1500人に慰謝料280億円 元徴用工問題の韓国議長案
- 国際
- 2019年11月27日
【ソウル時事】韓国の聯合ニュースは26日、元徴用工問題の解決を図るため、文喜相・国会議長がまとめた法案の詳細を伝えた。
日韓両国の政府や両国企業が創設する基金を通じ、元徴用工ら1500人に慰謝料などとして計約3000億ウォン(約277億円)を支給する内容という。日本企業は基金に「自発的に寄付」する仕組みだ。
文議長の関係者が同日、元徴用工らが参加した懇談会で提示した。文議長は今後、関係者らの意見を聴取した上で法案に反映する考えで、内容が変更される可能性もある。年内にも発議する方針とされるが、早期の立法化は厳しいとの見方もあり、来年に持ち越されそうだ。
法案では、既に運用されている元徴用工の支援財団を「記憶人権財団」に改組し、日韓企業や両国民の自発的な寄付による基金を創設。元徴用工や遺族に慰謝料や慰労金を支給する事業などを行う。日本政府が財団運営にどのように関与するかは不明だ。

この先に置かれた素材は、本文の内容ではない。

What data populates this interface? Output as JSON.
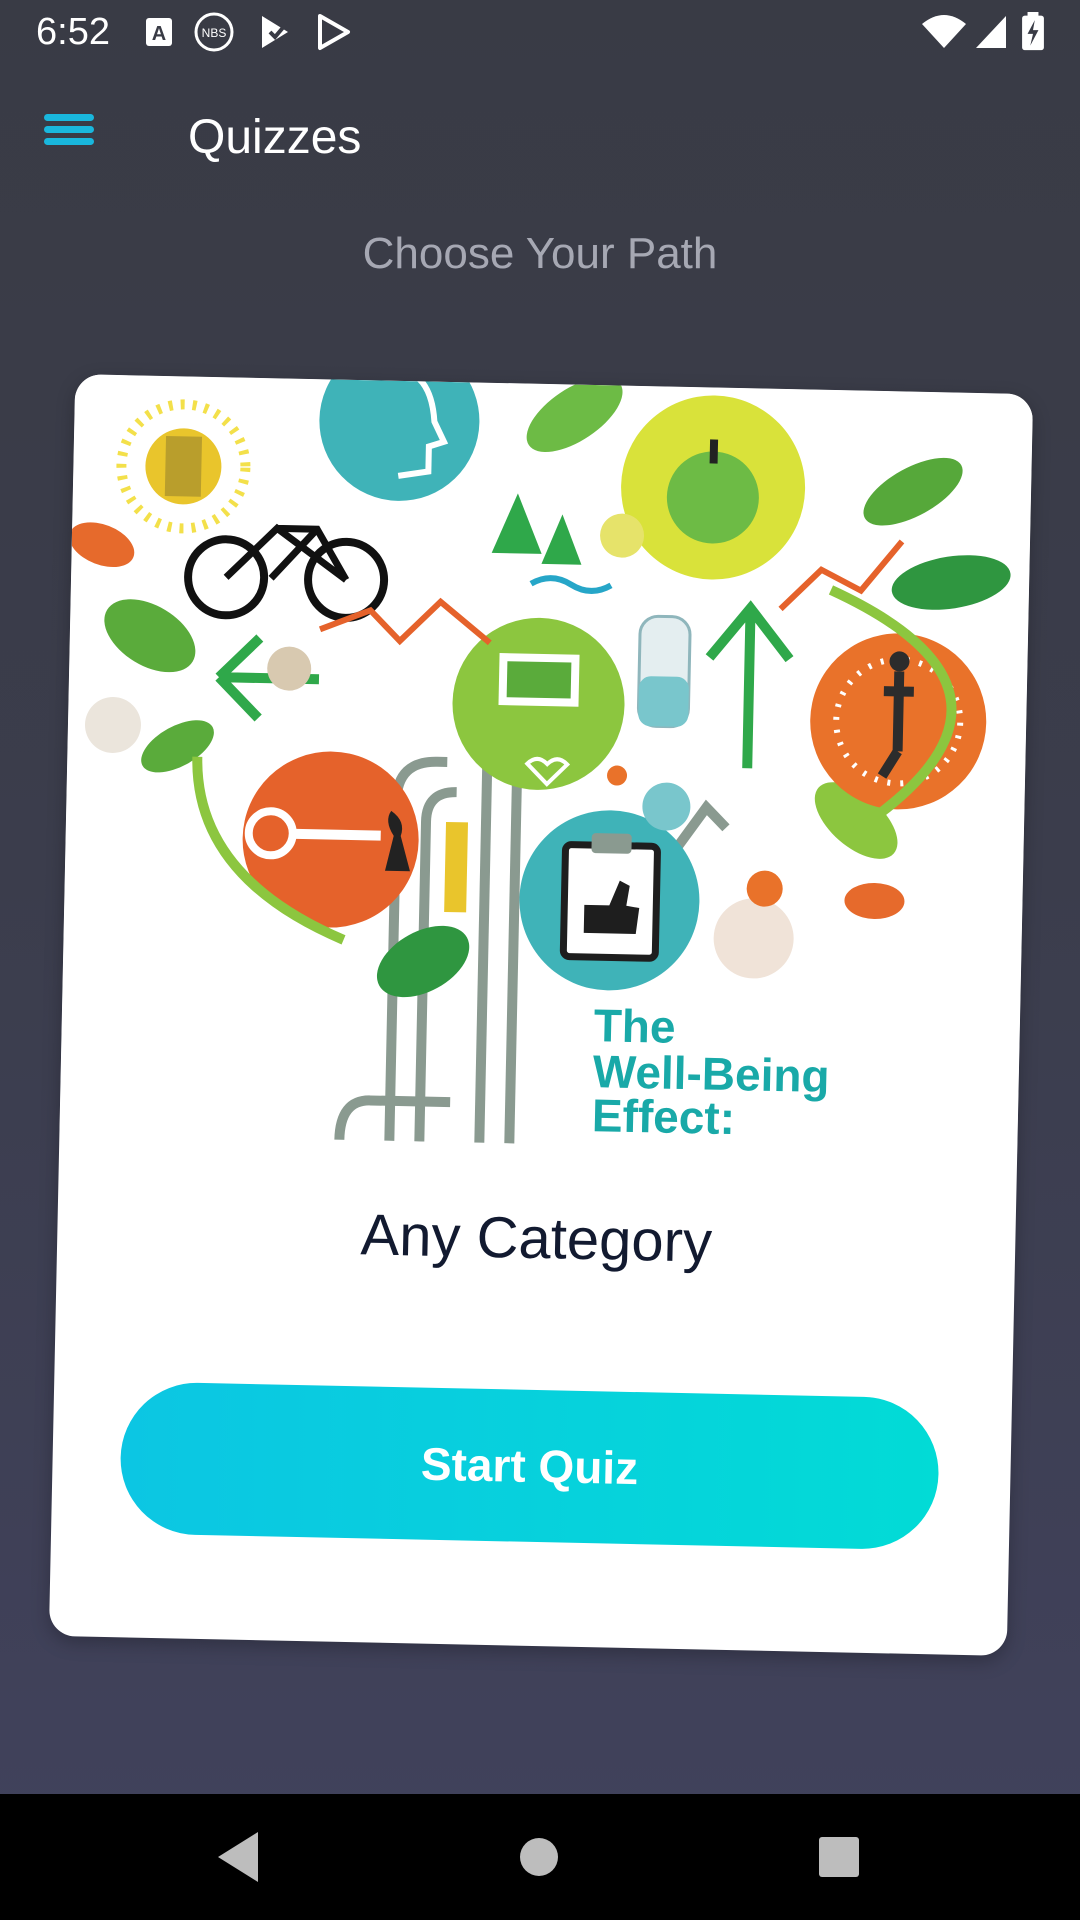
{
  "status_bar": {
    "time": "6:52",
    "left_icons": [
      "a-notification-icon",
      "nbs-app-icon",
      "play-store-check-icon",
      "play-store-icon"
    ],
    "right_icons": [
      "wifi-icon",
      "signal-icon",
      "battery-charging-icon"
    ]
  },
  "app_bar": {
    "menu_icon": "hamburger-menu-icon",
    "title": "Quizzes",
    "accent_color": "#19b7dd"
  },
  "subtitle": "Choose Your Path",
  "card": {
    "illustration": {
      "description_icon": "well-being-tree-illustration",
      "text_line_1": "The",
      "text_line_2": "Well-Being",
      "text_line_3": "Effect:"
    },
    "category": "Any Category",
    "start_button_label": "Start Quiz",
    "button_gradient": [
      "#0cc6e3",
      "#02dbd6"
    ]
  },
  "nav_bar": {
    "back_icon": "back-triangle-icon",
    "home_icon": "home-circle-icon",
    "recents_icon": "recents-square-icon"
  }
}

訴訟進行中の原告と訴訟予定の元徴用工ら計約1500人が支給対象とされる。慰安婦問題をめぐる2015年末の日韓合意に基づき、日本政府が出資した「和解・癒やし財団」の残金約60億ウォンも基金に組み入れ、元慰安婦支援も手掛けるという。
元徴用工問題をめぐっては、韓国最高裁が18年10月、日本企業に賠償を命じる判決を下した。請求権問題は1965年の日韓請求権協定で「最終的に解決された」とする日本政府は、韓国側で問題解決を図るべきだとの立場だ。文議長の法案に日本側がどこまで理解を示すかは不透明である上、日本政府の謝罪を求める原告側の反発も予想される。
文議長は今月5日、東京の早稲田大で講演し、法案をまとめたと表明していたが、具体的内容は分かっていなかった。